La portée des obligations positives de l’État en matière de violences à l’égard des femmes

CourEDH, 03.04.2025, Affaire N.D. c. Suisse, requête no 56114/18

L’art. 2 CEDH met à charge des États parties à la Convention une obligation positive de prendre des mesures d’ordre pratique afin de protéger la vie d’un individu de comportements criminels d’autrui. Lorsque sont en cause des violences à l’égard des femmes ou des violences domestiques, l’État a à sa charge une obligation de prévention efficace qui inclut une évaluation du risque de létalité autonome, proactive et exhaustive.

Faits

Un individu est condamné en 1995 à 12 ans de peine privative de liberté pour meurtre et viol de sa compagne. Il est libéré en 2001. En 2006, il est placé en détention préventive dans le cadre d’une procédure pénale ouverte pour menace et contrainte à l’égard de sa nouvelle compagne. Dans ce cadre, une expertise psychiatrique, établie en vue d’une libération, constate que le prévenu risque de commettre des actes de violence grave lors de situations de rupture avec les personnes avec lesquelles il a entretenu des relations intimes. En octobre 2006, le prévenu est remis en liberté sous conditions.

En novembre 2006, le prévenu entame une nouvelle relation avec une femme qui ignore son passé. Face à son comportement, sa nouvelle compagne envisage de mettre fin à leur relation et contacte le médecin de famille du prévenu.

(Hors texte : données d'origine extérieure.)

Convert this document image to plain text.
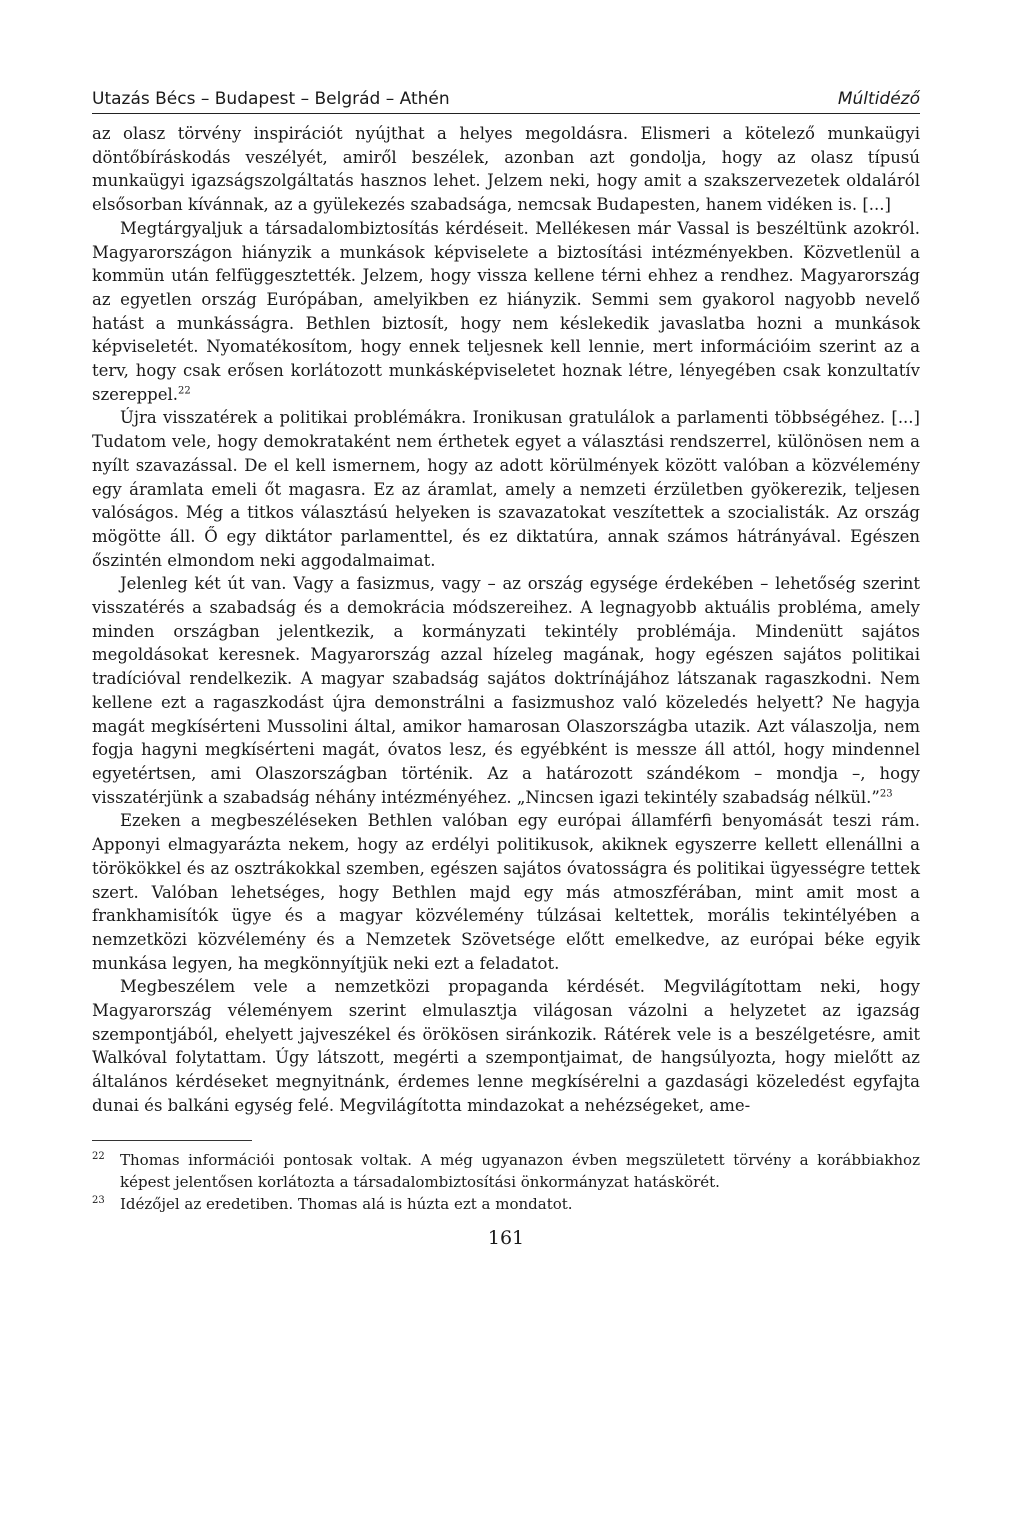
Utazás Bécs – Budapest – Belgrád – Athén	Múltidéző

az olasz törvény inspirációt nyújthat a helyes megoldásra. Elismeri a kötelező munkaügyi döntőbíráskodás veszélyét, amiről beszélek, azonban azt gondolja, hogy az olasz típusú munkaügyi igazságszolgáltatás hasznos lehet. Jelzem neki, hogy amit a szakszervezetek oldaláról elsősorban kívánnak, az a gyülekezés szabadsága, nemcsak Budapesten, hanem vidéken is. [...]

Megtárgyaljuk a társadalombiztosítás kérdéseit. Mellékesen már Vassal is beszéltünk azokról. Magyarországon hiányzik a munkások képviselete a biztosítási intézményekben. Közvetlenül a kommün után felfüggesztették. Jelzem, hogy vissza kellene térni ehhez a rendhez. Magyarország az egyetlen ország Európában, amelyikben ez hiányzik. Semmi sem gyakorol nagyobb nevelő hatást a munkásságra. Bethlen biztosít, hogy nem késlekedik javaslatba hozni a munkások képviseletét. Nyomatékosítom, hogy ennek teljesnek kell lennie, mert információim szerint az a terv, hogy csak erősen korlátozott munkásképviseletet hoznak létre, lényegében csak konzultatív szereppel.$^{22}$

Újra visszatérek a politikai problémákra. Ironikusan gratulálok a parlamenti többségéhez. [...] Tudatom vele, hogy demokrataként nem érthetek egyet a választási rendszerrel, különösen nem a nyílt szavazással. De el kell ismernem, hogy az adott körülmények között valóban a közvélemény egy áramlata emeli őt magasra. Ez az áramlat, amely a nemzeti érzületben gyökerezik, teljesen valóságos. Még a titkos választású helyeken is szavazatokat veszítettek a szocialisták. Az ország mögötte áll. Ő egy diktátor parlamenttel, és ez diktatúra, annak számos hátrányával. Egészen őszintén elmondom neki aggodalmaimat.

Jelenleg két út van. Vagy a fasizmus, vagy – az ország egysége érdekében – lehetőség szerint visszatérés a szabadság és a demokrácia módszereihez. A legnagyobb aktuális probléma, amely minden országban jelentkezik, a kormányzati tekintély problémája. Mindenütt sajátos megoldásokat keresnek. Magyarország azzal hízeleg magának, hogy egészen sajátos politikai tradícióval rendelkezik. A magyar szabadság sajátos doktrínájához látszanak ragaszkodni. Nem kellene ezt a ragaszkodást újra demonstrálni a fasizmushoz való közeledés helyett? Ne hagyja magát megkísérteni Mussolini által, amikor hamarosan Olaszországba utazik. Azt válaszolja, nem fogja hagyni megkísérteni magát, óvatos lesz, és egyébként is messze áll attól, hogy mindennel egyetértsen, ami Olaszországban történik. Az a határozott szándékom – mondja –, hogy visszatérjünk a szabadság néhány intézményéhez. „Nincsen igazi tekintély szabadság nélkül.”$^{23}$

Ezeken a megbeszéléseken Bethlen valóban egy európai államférfi benyomását teszi rám. Apponyi elmagyarázta nekem, hogy az erdélyi politikusok, akiknek egyszerre kellett ellenállni a törökökkel és az osztrákokkal szemben, egészen sajátos óvatosságra és politikai ügyességre tettek szert. Valóban lehetséges, hogy Bethlen majd egy más atmoszférában, mint amit most a frankhamisítók ügye és a magyar közvélemény túlzásai keltettek, morális tekintélyében a nemzetközi közvélemény és a Nemzetek Szövetsége előtt emelkedve, az európai béke egyik munkása legyen, ha megkönnyítjük neki ezt a feladatot.

Megbeszélem vele a nemzetközi propaganda kérdését. Megvilágítottam neki, hogy Magyarország véleményem szerint elmulasztja világosan vázolni a helyzetet az igazság szempontjából, ehelyett jajveszékel és örökösen siránkozik. Rátérek vele is a beszélgetésre, amit Walkóval folytattam. Úgy látszott, megérti a szempontjaimat, de hangsúlyozta, hogy mielőtt az általános kérdéseket megnyitnánk, érdemes lenne megkísérelni a gazdasági közeledést egyfajta dunai és balkáni egység felé. Megvilágította mindazokat a nehézségeket, ame-

22	Thomas információi pontosak voltak. A még ugyanazon évben megszületett törvény a korábbiakhoz képest jelentősen korlátozta a társadalombiztosítási önkormányzat hatáskörét.
23	Idézőjel az eredetiben. Thomas alá is húzta ezt a mondatot.
161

À la suite de cet échange, le médecin décide de contacter la police, les informant que le prévenu est une « bombe à retardement ». Un policier contacte alors la compagne et, sans l’informer du passé du prévenu, lui recommande d’être prudente et d’avertir la police si nécessaire.

En septembre 2007, la compagne du prévenu lui annonce son intention de mettre fin à leur relation. À la suite de cette annonce, le prévenu l’enlève, la séquestre durant 11 heures, la brutalise et la viole. Il est arrêté le lendemain et se suicide durant sa garde à vue. L’ex-compagne entame une procédure en responsabilité devant les autorités cantonales puis fédérales, où elle est à chaque fois déboutée. Elle saisit alors la CourEDH. La CourEDH doit déterminer si les autorités nationales ont satisfait à leur obligation positive découlant de l’art. 2 CEDH, de protéger l’intégrité physique de la requérante.

Droit

Dans certaines circonstances, l’art. 2 CEDH oblige les autorités à prendre des mesures d’ordre pratique afin de protéger la vie d’un individu de comportements criminels d’autrui. Cette obligation nait lorsqu’il est établi que les autorités savaient ou auraient dû savoir qu’un individu déterminé était menacé de manière réelle et immédiate du fait des actes criminels d’un tiers.

L’obligation positive est une obligation de moyen et non de résultat. Elle oblige uniquement l’État à prendre des mesures raisonnablement exigibles pour pallier le risque d’agissement criminel et ne doit pas revenir à imposer aux autorités nationales un fardeau insupportable ou excessif. Lorsque sont en cause des violences à l’égard des femmes ou des violences domestiques, l’obligation positive de l’État inclut une obligation de prévention efficace. Les victimes de telles violences sont des personnes vulnérables et ont le droit, pour ce motif, à la protection de l’État les mettant à l’abri de formes graves d’atteinte à l’intégrité physique. L’obligation de prévention efficace de la part de l’État inclut une évaluation du risque de létalité qui soit autonome, proactive et exhaustive.

En l’espèce, l’agresseur avait été condamné en raison de la violence récurrente exercée contre ses partenaires successives, y compris un féminicide commis en 1993. Pour ce motif, les principes applicables aux violences commises à l’égard des femmes sont applicables au cas d’espèce.

S’agissant de la naissance de l’obligation positive, les autorités nationales avaient connaissance des antécédents de l’agresseur ainsi que de sa relation avec la requérante. Elles avaient également été informées de son instabilité psychiatrique par son médecin. Ces circonstances sont de nature à faire naître une obligation positive à la charge de l’État.

S’agissant du respect des obligations positives, les mesures mises en place par les autorités nationales se sont limitées à l’échange téléphonique entre un agent de police et la requérante. Cette conversation téléphonique n’a été suivie d’aucun effet, ce qui révèle à tout le moins un manque de communication et de coordination de nature à violer les obligations positives de diligence découlant de l’art. 2 CEDH. Il est à cet égard indifférent que la requérante n’ait ni déposé de plainte pénale ni requis assistance. En effet, celle-ci ignorait les antécédents de l’agresseur, ce qui explique sa compréhension imparfaite de la menace. De plus, les autorités ne sauraient se contenter de la perception du risque par la victime et doivent effectuer leur propre appréciation.

Au vu de ce qui précède, la CourEDH constate une violation des obligations positives découlant de l’art. 2 CEDH.